Serm: The least likely F

According to an old logic joke, for any predicate, F,  there is a least likely thing to have the property, a thing such that , if it should have the property than EVERYTHING has the property.  The theorem that this vivid misreading is a simple conversion of Tautology, "if P then P", the most trivial of logical laws.  One could build a whole logical system using a term for the the least likely F (and another for the most likely one -- what is an F if anything is-- with the same sort of history) and doing away with quantifiers (and their messy rules).

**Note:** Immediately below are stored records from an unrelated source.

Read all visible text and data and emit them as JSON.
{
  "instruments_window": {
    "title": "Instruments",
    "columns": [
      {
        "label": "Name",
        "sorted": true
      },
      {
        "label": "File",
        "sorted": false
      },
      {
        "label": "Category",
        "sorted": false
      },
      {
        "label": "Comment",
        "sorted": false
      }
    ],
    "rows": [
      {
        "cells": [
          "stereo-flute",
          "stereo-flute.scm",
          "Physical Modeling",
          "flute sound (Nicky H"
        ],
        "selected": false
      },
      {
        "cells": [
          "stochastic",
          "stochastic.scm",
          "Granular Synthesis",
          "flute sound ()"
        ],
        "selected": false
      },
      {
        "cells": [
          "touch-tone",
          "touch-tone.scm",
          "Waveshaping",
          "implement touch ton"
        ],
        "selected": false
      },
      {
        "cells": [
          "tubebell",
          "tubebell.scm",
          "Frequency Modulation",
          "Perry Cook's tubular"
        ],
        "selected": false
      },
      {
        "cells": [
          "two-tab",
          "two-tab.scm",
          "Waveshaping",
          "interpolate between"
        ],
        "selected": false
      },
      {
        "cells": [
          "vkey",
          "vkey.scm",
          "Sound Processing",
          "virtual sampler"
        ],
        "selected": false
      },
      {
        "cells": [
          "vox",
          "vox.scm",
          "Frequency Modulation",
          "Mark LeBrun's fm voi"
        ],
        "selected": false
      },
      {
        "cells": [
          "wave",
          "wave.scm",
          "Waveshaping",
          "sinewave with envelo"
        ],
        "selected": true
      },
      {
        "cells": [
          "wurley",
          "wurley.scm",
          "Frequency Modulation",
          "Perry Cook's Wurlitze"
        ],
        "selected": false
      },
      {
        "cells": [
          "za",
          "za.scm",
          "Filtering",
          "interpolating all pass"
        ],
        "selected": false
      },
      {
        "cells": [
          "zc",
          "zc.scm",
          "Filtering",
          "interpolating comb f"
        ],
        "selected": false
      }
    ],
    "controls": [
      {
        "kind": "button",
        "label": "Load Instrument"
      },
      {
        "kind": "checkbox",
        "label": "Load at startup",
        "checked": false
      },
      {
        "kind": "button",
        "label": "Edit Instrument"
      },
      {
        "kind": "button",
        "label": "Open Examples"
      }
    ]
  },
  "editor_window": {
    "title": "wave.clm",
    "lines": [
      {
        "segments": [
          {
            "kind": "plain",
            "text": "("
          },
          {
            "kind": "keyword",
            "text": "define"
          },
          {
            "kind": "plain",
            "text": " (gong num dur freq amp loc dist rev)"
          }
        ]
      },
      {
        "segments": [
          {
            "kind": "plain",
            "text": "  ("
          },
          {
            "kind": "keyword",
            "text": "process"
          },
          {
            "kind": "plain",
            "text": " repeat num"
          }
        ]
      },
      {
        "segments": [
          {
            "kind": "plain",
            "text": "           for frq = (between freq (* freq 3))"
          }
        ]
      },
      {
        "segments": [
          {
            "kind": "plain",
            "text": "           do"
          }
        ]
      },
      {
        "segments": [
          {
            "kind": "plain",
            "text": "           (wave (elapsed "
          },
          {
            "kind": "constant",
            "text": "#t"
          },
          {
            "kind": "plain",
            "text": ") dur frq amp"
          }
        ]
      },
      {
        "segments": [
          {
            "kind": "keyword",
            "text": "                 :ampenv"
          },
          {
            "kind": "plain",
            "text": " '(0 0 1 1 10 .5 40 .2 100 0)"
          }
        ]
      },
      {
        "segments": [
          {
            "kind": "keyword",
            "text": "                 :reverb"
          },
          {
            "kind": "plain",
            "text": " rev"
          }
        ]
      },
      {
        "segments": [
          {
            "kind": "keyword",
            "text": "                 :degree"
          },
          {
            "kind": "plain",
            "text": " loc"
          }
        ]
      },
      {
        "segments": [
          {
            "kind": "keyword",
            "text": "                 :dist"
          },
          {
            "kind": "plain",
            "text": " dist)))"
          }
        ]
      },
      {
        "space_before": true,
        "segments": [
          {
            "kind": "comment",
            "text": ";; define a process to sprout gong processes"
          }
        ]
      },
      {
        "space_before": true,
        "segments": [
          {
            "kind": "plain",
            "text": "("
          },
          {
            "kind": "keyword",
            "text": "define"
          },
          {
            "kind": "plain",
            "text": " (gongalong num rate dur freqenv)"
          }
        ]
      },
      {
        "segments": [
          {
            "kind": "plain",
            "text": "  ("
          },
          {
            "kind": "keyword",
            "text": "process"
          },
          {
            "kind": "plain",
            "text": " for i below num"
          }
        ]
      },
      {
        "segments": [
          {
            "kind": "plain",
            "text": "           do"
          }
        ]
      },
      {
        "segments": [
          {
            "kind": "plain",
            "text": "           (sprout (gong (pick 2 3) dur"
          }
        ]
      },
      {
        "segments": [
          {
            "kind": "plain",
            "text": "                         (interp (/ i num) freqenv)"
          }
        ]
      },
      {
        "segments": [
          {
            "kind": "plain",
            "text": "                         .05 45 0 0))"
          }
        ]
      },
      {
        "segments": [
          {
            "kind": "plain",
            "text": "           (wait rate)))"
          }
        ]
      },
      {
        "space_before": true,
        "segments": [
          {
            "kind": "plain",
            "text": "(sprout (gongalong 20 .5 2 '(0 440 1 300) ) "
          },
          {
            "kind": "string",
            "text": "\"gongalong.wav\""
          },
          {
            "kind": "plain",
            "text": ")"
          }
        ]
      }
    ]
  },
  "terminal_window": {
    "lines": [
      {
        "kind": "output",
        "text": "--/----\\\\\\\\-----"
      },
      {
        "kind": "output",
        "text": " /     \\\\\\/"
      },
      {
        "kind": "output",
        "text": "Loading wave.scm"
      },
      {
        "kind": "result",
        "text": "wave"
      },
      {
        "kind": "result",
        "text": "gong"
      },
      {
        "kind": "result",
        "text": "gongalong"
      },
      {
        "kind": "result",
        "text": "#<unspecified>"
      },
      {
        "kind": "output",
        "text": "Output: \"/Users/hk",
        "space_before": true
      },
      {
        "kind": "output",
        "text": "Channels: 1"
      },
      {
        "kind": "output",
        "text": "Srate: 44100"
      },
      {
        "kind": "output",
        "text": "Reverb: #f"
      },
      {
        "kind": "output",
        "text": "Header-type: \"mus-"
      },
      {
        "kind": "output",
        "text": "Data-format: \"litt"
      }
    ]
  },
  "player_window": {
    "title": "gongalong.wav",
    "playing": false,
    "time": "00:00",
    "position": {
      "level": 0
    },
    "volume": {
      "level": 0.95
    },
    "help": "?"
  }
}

Vut  notation needed to compensate would be messy indeed. 

"Least likely" makes me think of Jesus, the least likely Messiah.  Everything about him is wrong: his parentage is open to question, and even if you accept his apparent parents they are the lowest of the low -- not landowner or even tenant farmers but landless laborers.  Nor is he from the big city or a famous town, but from a shanty village thrown up house laborers for the overlords' rebuilding of a rebel city near by.  And his triumph was a disaster, him dead and his followers scattered and dispirited.  And yet, we can now say that this was the fullness of God on Earth.

We can take this "least likely" and rebuild theology upon it, for Christianity is all about the least likely and the fullness of the presence of God: the last are first, the oppressed are blessed and free, the fish food and bad wines are the Body and the Blood.  And the conclusion is that, consequently, ALL are first, all are blessed and free, everything is the Body and the Blood.  And whatsoever we do to the least is done to the Greatest.